Rusia era sacudida hasta lo más profundo. Las llamadas peyorativamente capas bajas habían salido a la superficie con inusitada fuerza. Era la revolución. Se cumplía lo esperado frente al gobierno provisional burgués de Kerensky que se había instalado, habilidosamente, después de la caída de la monarquía zarista. Se pusieron de relieve las tensas relaciones entre un gobierno débil y un pueblo en rebelión, y como ocurre, si hay una conducción acertada, siempre llega un momento en que cualquier acto que venga del poder exaspera a las masas, y toda negativa a actuar, excita su desprecio, y ahí estaba Lenin, activo (Reed).
Dentro de toda aquella olla de presión, en los cuarteles, en las barriadas obreras, los bolcheviques de Lenin difundían su consigna: «¡Todo el poder a los Soviets!»; mientras que los agentes más agresivos de la reacción invitaban taimadamente al pueblo a sublevarse y asesinar a los judíos, a los comerciantes y a los jefes socialistas. De una parte, la prensa monárquica incitaba a la represión sangrienta; en otra, Lenin clamaba: «¡Ha sonado la hora de la insurrección! ¡No podemos esperar más!» La prensa burguesa denunciaba a los bolcheviques de que atacaban «los más elementales principios de la sociedad: la seguridad individual y el respeto a la propiedad privada», y no menos hostilidad mostraban los periódicos socialistas moderados: «Los bolcheviques son los enemigos más peligrosos de la revolución», incluso, el periódico de Plejanov, llamaba la atención del gobierno de Kerensky sobre el hecho de que se estaba armando a los obreros de Petrogrado, y exigía severas medidas contra los bolcheviques (Reed). Como se puede observar, era todo un cuadro característico de las situaciones revolucionarias en donde los vacilantes tienden a quebrarse.

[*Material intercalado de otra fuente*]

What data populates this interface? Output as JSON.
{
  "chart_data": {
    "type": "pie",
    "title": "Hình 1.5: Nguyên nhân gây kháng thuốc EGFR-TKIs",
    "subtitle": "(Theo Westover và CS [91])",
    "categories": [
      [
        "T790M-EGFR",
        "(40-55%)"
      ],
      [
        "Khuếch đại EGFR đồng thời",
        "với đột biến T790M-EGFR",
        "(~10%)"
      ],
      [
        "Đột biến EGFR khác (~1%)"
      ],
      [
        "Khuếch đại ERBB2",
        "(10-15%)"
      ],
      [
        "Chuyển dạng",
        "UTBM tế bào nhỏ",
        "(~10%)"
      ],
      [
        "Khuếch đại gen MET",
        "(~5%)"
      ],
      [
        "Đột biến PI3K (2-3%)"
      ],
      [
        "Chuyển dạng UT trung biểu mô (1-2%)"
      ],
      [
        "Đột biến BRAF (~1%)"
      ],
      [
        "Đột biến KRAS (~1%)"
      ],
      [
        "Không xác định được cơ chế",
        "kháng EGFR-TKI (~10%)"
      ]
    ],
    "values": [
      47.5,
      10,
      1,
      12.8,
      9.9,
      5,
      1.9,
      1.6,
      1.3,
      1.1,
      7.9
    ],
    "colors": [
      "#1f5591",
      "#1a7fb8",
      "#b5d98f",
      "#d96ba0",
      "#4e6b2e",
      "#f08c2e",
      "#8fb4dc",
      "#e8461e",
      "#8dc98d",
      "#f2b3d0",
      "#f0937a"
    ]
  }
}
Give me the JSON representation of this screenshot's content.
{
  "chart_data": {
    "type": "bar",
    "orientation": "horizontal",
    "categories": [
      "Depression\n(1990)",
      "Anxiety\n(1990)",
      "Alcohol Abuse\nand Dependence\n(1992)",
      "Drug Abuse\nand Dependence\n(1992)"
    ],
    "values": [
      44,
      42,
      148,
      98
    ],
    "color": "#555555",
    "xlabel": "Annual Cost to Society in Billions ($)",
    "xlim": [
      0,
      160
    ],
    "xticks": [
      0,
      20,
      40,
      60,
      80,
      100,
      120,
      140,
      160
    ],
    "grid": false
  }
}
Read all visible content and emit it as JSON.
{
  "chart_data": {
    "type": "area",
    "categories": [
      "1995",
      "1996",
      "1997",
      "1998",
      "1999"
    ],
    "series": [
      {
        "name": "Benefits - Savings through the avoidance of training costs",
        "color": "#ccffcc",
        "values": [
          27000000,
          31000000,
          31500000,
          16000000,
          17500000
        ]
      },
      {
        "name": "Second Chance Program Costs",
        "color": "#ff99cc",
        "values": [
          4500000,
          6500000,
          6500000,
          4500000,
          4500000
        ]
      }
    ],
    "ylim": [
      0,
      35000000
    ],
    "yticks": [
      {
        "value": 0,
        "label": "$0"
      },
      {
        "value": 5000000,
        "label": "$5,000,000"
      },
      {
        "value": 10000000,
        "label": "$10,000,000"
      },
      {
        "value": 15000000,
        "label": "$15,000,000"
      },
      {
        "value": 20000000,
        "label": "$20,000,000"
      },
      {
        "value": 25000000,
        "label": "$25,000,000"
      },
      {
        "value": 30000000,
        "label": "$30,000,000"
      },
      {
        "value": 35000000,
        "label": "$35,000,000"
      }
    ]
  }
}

¿Quiénes se enfrentaban de manera concreta en todas partes más allá de las teorías? Los hombres de negocios, los especuladores, rentistas, terratenientes, oficiales, los políticos profesionales, curas, profesores, estudiantes, profesionales liberales, los comerciantes, los empleados, los otros partidos socialistas que hacían frente a los bolcheviques con un odio implacable. Para este bloque, los Soviets no contaban más que con los simples obreros, los marinos, los soldados que aún no estaban desmoralizados, los campesinos sin tierra y unos cuantos intelectuales (Reed). Pero la verdad era que en el otro lado, en la acera de enfrente, lo que estaba era la inmensa mayoría del pueblo pobre y humillado de siempre.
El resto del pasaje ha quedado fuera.